ロールケーキ
ロールケーキ
先に食べてたよ
どうしたの、めずらしい
独特な刺激臭がかりんの前を漂った。
ん?
ものすごく
くさいんだけど
餃子
餃子?
食べてれば
臭わないからね~
きーめた、夜は餃子
冷凍庫から餃子とりだして、フライパンで蒸して、後は口に入れるだけの簡単な作業。
もうお腹いっぱい
食べられない
その他、野菜も食べただろうか、お腹いっぱいにしたところで、改めてにおいをかぐと、もう臭くはなかった。

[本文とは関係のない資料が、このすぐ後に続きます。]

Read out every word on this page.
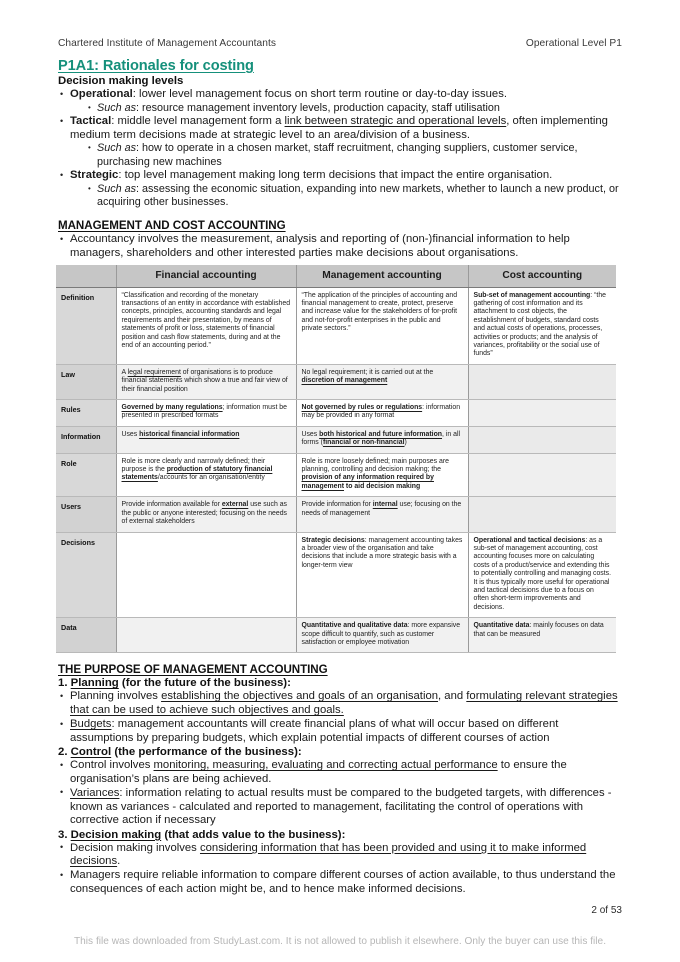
Chartered Institute of Management Accountants	Operational Level P1
P1A1: Rationales for costing
Decision making levels
• Operational: lower level management focus on short term routine or day-to-day issues.
• Such as: resource management inventory levels, production capacity, staff utilisation
• Tactical: middle level management form a link between strategic and operational levels, often implementing medium term decisions made at strategic level to an area/division of a business.
• Such as: how to operate in a chosen market, staff recruitment, changing suppliers, customer service, purchasing new machines
• Strategic: top level management making long term decisions that impact the entire organisation.
• Such as: assessing the economic situation, expanding into new markets, whether to launch a new product, or acquiring other businesses.
MANAGEMENT AND COST ACCOUNTING
• Accountancy involves the measurement, analysis and reporting of (non-)financial information to help managers, shareholders and other interested parties make decisions about organisations.
	Financial accounting	Management accounting	Cost accounting
Definition	“Classification and recording of the monetary transactions of an entity in accordance with established concepts, principles, accounting standards and legal requirements and their presentation, by means of statements of profit or loss, statements of financial position and cash flow statements, during and at the end of an accounting period.”	“The application of the principles of accounting and financial management to create, protect, preserve and increase value for the stakeholders of for-profit and not-for-profit enterprises in the public and private sectors.”	Sub-set of management accounting: “the gathering of cost information and its attachment to cost objects, the establishment of budgets, standard costs and actual costs of operations, processes, activities or products; and the analysis of variances, profitability or the social use of funds”
Law	A legal requirement of organisations is to produce financial statements which show a true and fair view of their financial position	No legal requirement; it is carried out at the discretion of management	
Rules	Governed by many regulations; information must be presented in prescribed formats	Not governed by rules or regulations: information may be provided in any format	
Information	Uses historical financial information	Uses both historical and future information, in all forms (financial or non-financial)	
Role	Role is more clearly and narrowly defined; their purpose is the production of statutory financial statements/accounts for an organisation/entity	Role is more loosely defined; main purposes are planning, controlling and decision making; the provision of any information required by management to aid decision making	
Users	Provide information available for external use such as the public or anyone interested; focusing on the needs of external stakeholders	Provide information for internal use; focusing on the needs of management	
Decisions		Strategic decisions: management accounting takes a broader view of the organisation and take decisions that include a more strategic basis with a longer-term view	Operational and tactical decisions: as a sub-set of management accounting, cost accounting focuses more on calculating costs of a product/service and extending this to potentially controlling and managing costs. It is thus typically more useful for operational and tactical decisions due to a focus on often short-term improvements and decisions.
Data		Quantitative and qualitative data: more expansive scope difficult to quantify, such as customer satisfaction or employee motivation	Quantitative data: mainly focuses on data that can be measured
THE PURPOSE OF MANAGEMENT ACCOUNTING
1. Planning (for the future of the business):
• Planning involves establishing the objectives and goals of an organisation, and formulating relevant strategies that can be used to achieve such objectives and goals.
• Budgets: management accountants will create financial plans of what will occur based on different assumptions by preparing budgets, which explain potential impacts of different courses of action
2. Control (the performance of the business):
• Control involves monitoring, measuring, evaluating and correcting actual performance to ensure the organisation’s plans are being achieved.
• Variances: information relating to actual results must be compared to the budgeted targets, with differences - known as variances - calculated and reported to management, facilitating the control of operations with corrective action if necessary
3. Decision making (that adds value to the business):
• Decision making involves considering information that has been provided and using it to make informed decisions.
• Managers require reliable information to compare different courses of action available, to thus understand the consequences of each action might be, and to hence make informed decisions.
2 of 53
This file was downloaded from StudyLast.com. It is not allowed to publish it elsewhere. Only the buyer can use this file.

そのかわり、先ほどまでの臭いに隠されていた、微かな甘い香りがただよっていることにきがついた。
なんだろ
そろっと、その場を去ろうとするももとに、かりんは何か不審な物を感じとった。
どうして逃げるの
逃げるわけじゃないよ
はっ
ちょっとまって
走って逃げようとするももとの袖をひっ捕まえた。
この香り
カラメル?プリン?
やられた。
冷蔵庫に向かい走っていくかりん。
そこには一口サイズにまで小さくなったロールケーキが寂しそうにかりんを待っていた。
分けてっていったよね
分けたよ、二つに
なんで真ん中で分けないの
それは、手が滑って
手が滑って
2センチもずれません
そうだ、ダイエットは?
してません
いやぁ、お腹いっぱい
だろうと思って
ちょっと待って!
ロールケーキ食べたのは
食事前よね
ももとは固まった。
そして、ゆっくりと腕を前に伸ばして親指を立てポーズを決めた。
ごち!
負けるなかりん。
そのロールケーキは狙われている。